Bashfully, Simone shrugged. As a father, Fredrick doled out praise like free samples from a start-up.

He’d always had to “earn” the acknowledgment of a job well done from his parents and swore he would act differently with his own children.

He kept his promise by showering both his daughters with audible admiration at any opportunity, whether it was directed at Jenni’s colorful, ambiguous artwork he would then stick on the fridge door, or the academic grades that put Simone in the top five percent of her year.

Consequently, she was used to his praise, but Simone’s heart still swelled any time she made her father proud. “Thanks, Dad.”

He shrugged as if to say, Who else? Then he stole a plantain wedge from the bowl, popping it into his mouth. “Shh, don’t tell!”

The sound of a key in the front door straightened Simone’s back, a smile already breaking forth while their mother emerged from the kitchen at lightning speed.

Simone pulled the bag at her feet closer to her.

Jenni had had her eye on a pair of Doc Martens for months now, and the sisters had even stopped for her to gaze adoringly at the store’s window on the way to their fortnightly lunch date.

“They’re a waste of time,” Jenni said to a specific pair behind the window.

“Yeah, they look good, but I heard they take so long to break in, and with the money they’re asking for, they should be ready on purchase.

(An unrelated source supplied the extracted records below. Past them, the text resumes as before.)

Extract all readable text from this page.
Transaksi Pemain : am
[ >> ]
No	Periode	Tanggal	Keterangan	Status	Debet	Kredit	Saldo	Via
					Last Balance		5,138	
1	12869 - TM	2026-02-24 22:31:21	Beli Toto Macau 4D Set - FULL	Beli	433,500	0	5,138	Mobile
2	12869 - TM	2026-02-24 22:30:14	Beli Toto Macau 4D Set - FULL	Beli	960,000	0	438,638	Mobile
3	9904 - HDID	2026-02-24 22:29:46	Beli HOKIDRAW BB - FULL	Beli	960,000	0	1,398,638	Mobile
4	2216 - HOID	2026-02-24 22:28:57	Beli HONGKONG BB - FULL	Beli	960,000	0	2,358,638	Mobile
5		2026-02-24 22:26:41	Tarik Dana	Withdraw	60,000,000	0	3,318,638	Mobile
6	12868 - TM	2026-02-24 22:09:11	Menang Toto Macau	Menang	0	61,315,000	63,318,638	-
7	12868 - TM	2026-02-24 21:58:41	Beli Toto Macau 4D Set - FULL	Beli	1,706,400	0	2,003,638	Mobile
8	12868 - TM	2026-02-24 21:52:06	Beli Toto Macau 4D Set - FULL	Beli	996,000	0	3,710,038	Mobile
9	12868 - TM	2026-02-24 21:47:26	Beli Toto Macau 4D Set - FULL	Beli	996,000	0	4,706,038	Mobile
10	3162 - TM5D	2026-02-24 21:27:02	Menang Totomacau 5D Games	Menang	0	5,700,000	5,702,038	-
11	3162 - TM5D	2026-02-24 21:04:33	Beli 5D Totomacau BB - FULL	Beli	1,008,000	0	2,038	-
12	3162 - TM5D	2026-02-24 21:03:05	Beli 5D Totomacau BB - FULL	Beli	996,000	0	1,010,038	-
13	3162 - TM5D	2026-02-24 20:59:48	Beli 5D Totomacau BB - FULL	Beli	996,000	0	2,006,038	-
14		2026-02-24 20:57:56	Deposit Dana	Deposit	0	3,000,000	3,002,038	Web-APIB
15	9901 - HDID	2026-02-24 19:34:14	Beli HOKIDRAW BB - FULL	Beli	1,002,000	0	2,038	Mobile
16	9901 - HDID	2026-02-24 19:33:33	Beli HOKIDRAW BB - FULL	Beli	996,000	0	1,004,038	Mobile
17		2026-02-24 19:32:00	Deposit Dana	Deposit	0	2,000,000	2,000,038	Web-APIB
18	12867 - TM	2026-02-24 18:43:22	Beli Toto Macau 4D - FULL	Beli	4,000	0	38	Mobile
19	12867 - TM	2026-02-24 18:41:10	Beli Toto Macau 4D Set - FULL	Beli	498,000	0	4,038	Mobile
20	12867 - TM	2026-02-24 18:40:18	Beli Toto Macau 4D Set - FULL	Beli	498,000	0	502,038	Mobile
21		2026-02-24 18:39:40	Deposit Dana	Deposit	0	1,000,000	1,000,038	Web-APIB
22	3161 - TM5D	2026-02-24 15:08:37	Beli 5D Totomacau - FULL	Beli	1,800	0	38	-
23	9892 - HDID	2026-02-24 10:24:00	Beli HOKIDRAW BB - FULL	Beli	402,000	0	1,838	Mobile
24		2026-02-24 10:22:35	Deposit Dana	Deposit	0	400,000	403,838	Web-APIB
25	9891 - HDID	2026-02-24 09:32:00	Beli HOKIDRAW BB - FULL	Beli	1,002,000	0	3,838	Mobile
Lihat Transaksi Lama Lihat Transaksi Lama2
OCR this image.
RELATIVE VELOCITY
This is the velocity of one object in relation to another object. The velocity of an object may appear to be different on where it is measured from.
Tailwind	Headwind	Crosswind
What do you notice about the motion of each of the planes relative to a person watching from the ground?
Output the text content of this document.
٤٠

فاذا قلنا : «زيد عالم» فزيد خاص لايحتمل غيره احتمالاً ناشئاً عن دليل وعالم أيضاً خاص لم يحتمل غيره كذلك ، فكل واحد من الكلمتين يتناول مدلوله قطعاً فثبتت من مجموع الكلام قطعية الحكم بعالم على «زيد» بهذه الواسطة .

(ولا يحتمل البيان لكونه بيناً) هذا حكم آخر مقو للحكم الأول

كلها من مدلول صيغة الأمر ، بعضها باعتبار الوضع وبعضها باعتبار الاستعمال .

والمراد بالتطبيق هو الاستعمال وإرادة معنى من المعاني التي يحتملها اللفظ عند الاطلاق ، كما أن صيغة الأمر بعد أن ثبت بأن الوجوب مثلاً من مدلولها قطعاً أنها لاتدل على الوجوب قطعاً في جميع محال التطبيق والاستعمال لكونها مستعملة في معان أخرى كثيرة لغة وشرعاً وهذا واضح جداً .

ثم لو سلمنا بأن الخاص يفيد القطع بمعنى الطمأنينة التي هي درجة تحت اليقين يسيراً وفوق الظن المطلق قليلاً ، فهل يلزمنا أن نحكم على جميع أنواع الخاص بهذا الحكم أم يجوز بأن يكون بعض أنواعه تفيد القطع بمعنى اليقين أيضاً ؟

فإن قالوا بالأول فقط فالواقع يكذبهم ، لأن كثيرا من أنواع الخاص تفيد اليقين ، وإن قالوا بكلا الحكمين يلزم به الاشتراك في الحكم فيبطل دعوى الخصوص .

” She grabbed her elder sister’s hand, slotting their fingers together.

“Let’s go.” Simone took a mental note of the shoes before being dragged across the street, toward Jenni’s restaurant of choice.

Now, in the bag beside her feet, Simone had the very shoes in a box she’d tied with ribbon, a Just Because note attached.

Simone gently adjusted the blister plasters on the back of her heels before she stood to welcome her sister.

They had the same shoe size, and so Simone had spent the two weeks prior to this evening wearing the Doc Martens around her flat for thirty minutes a day, so that when Jenni began wearing them, the shoes would be comfortable but the soles still clean.

Simone’s mother was at the door with outstretched arms before it fully opened. Then entered Simone’s heart, her little sister. Jenni’s hair was braided in two long plaits and the edges twirled into tendrils. She wore a white T-shirt, flared jeans, and trainers.

Simone would always remember the way Jenni looked that evening.

It wasn’t until after Jenni had greeted their parents and turned to Simone, embracing her and smelling of floral perfume, smiling with the dimple that echoed her sister’s, that Simone remembered Jenni had not come alone.

She looked beyond her little sister, ready to introduce herself to her potential future brother-in-law—and there he was holding a bouquet of flowers and a bottle of wine that almost slipped from his hand.

Simone stared with her mouth slack, her heart climbing up her throat and her arms hanging limply beside her, because she already knew “Dominic.”

Only three nights ago, he’d told Simone his name was Caleb.